Ulyett looked round helplessly. Everyone within
earshot was listening in awed silence. Ulyett said:
“My God!”
“Why?” asked Waveny. “You said that before,” he complained, and added thoughtfully: “People often do when I talk to them.”
“Means they think you ought to go into the Church,” suggested Ulyett. “Well, Mr. Waveny, I suppose you can give us details of this trip of yours?”
“Oh, yes,” agreed Waveny, “it was one aunt chose herself, and of course I had to let her because she was paying. It was ‘The Cathedrals of England in Quick Time’. I can’t think where they all come from,” added Waveny, sighing. “Why, some days we did two, morning and afternoon.”

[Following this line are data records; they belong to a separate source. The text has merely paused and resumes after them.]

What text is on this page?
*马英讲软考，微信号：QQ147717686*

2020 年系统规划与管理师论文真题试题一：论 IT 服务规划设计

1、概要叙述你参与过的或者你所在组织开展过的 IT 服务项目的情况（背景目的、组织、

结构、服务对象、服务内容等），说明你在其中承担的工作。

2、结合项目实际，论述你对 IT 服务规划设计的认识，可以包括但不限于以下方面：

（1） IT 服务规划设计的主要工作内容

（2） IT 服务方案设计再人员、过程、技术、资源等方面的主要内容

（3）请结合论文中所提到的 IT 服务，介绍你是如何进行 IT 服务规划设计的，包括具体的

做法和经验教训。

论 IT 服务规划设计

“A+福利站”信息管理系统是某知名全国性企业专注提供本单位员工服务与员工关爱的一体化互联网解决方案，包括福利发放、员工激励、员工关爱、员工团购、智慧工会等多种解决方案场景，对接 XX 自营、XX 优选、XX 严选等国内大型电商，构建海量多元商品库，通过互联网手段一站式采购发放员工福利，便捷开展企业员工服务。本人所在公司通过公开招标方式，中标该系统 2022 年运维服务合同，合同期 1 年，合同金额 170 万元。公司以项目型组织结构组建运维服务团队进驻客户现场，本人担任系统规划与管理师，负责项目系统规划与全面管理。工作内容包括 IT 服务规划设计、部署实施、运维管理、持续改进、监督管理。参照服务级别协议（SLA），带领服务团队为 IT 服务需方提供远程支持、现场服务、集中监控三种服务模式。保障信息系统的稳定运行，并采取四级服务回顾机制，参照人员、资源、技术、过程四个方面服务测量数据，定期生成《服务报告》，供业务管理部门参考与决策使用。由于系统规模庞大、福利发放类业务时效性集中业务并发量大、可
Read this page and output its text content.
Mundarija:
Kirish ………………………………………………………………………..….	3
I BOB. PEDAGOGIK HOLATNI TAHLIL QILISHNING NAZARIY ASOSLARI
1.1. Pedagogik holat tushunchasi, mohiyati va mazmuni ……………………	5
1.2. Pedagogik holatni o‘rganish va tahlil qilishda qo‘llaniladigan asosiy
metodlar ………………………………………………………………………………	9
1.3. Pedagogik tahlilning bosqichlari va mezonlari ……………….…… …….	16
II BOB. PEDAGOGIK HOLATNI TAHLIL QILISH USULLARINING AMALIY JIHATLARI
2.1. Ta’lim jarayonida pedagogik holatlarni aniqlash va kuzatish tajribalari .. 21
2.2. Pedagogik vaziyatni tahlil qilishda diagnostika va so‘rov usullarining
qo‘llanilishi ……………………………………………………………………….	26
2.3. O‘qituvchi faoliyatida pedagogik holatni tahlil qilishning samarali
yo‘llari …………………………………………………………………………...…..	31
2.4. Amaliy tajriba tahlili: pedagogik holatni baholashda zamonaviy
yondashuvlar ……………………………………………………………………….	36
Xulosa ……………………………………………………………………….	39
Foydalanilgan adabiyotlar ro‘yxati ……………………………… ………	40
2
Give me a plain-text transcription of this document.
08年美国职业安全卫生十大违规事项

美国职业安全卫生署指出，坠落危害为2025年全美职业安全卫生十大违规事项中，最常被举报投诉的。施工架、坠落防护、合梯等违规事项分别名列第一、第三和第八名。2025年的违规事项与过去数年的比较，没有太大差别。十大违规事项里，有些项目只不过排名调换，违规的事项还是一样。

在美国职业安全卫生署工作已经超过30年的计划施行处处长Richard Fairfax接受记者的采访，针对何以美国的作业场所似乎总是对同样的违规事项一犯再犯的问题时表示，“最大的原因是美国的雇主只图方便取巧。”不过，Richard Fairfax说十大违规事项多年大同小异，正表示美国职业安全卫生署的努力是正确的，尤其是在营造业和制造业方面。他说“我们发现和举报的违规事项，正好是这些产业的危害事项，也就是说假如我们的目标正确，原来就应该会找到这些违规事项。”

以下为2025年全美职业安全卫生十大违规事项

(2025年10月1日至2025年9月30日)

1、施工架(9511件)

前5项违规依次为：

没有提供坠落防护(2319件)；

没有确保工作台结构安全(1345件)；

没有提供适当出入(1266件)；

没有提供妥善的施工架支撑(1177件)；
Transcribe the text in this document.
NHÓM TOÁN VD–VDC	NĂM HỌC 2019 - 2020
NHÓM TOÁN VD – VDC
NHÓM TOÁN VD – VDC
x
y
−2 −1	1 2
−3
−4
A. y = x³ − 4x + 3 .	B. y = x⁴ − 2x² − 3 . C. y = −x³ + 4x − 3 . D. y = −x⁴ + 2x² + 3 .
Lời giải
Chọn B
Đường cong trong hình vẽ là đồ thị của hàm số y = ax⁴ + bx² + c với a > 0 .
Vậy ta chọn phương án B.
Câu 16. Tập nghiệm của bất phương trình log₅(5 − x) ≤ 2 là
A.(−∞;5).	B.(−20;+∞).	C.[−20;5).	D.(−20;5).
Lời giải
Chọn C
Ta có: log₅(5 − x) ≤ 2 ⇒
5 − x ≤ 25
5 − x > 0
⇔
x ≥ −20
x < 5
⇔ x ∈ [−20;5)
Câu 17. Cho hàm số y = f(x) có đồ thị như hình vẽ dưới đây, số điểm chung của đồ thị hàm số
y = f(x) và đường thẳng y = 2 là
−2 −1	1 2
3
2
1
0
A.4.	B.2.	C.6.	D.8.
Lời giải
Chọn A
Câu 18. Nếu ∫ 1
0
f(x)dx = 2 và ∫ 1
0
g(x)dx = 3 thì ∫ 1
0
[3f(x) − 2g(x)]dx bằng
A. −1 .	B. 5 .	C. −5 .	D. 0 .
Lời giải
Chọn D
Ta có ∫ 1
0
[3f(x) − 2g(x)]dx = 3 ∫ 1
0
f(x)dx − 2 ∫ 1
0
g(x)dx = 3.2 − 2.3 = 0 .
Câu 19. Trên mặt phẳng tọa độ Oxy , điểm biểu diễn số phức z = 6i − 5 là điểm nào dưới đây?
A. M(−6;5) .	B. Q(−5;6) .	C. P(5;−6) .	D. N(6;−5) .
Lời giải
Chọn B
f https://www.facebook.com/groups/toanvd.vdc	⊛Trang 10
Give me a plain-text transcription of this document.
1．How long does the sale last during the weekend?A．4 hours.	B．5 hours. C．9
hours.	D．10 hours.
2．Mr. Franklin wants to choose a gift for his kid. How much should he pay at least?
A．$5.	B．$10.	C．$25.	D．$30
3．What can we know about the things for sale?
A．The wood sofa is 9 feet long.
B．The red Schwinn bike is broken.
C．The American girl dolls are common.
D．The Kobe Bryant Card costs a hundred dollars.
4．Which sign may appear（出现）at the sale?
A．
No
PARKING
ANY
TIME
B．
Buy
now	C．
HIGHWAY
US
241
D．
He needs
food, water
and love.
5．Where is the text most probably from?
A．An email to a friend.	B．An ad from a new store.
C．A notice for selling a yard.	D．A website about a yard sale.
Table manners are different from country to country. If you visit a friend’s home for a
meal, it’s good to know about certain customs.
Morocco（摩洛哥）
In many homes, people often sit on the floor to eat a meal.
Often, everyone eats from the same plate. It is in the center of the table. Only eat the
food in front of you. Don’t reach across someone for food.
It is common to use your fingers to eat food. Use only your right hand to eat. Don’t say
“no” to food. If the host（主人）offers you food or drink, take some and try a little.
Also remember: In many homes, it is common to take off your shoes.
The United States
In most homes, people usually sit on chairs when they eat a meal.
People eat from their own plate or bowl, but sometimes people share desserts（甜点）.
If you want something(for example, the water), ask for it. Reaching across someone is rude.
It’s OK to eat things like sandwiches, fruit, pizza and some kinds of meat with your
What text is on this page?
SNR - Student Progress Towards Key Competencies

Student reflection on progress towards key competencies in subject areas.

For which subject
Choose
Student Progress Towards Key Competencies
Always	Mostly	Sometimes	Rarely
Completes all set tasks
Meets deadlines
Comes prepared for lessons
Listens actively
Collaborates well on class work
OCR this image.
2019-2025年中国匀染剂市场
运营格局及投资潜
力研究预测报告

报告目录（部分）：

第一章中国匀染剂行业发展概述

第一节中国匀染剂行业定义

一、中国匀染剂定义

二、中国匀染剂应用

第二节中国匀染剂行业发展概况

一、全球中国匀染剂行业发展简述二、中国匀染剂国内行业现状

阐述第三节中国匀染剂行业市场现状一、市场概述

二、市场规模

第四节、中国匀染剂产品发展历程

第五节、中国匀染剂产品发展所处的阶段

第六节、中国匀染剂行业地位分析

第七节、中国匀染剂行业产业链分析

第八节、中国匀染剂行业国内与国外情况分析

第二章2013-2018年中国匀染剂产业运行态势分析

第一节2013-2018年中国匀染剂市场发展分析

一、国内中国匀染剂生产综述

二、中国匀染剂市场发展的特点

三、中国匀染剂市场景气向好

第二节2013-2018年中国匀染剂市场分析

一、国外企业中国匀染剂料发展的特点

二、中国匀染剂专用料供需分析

It seemed that Waveny’s whereabouts during the last few days was now fully explained. Evidently his aunt had wanted to get him out of the way of any awkward questioning and avoid further possible gossip but not having wished to explain her fears to Waveny had hit on this pretext of a kind of preliminary political training.
But though the details given proved where Waveny had been during the time the police were searching for him, there was nothing to prove an alibi for the moment when Olive had heard the dying man’s voice whispering to her over the ’phone and then those sounds she had described as like those made by a book falling to the floor. His own story was that he had had a message over the ’phone to tell him to go to Euston to meet his aunt, unexpectedly arriving in town. But when he arrived there was no sign of her and after waiting for the next train on the chance of her coming by that he had returned home. He had gone to Euston by bus, expecting that his aunt as usual would have a hired Daimler waiting for her, and he had returned home by the same method. He had in fact no proof of his story, and he had no explanation to offer of the presence of his hat and stick at The Manor.
Ulyett looked very glum, for he hated arresting prominent and well-to-do people who could employ K.C.’s of great fame and extraordinarily loud voices. He said glumly to Bobby:
“No alibi. Thin yarn altogether. Hat, stick, on the spot. He may be a Cabinet Minister some day, but meanwhile we’ve got to pull him in all right.”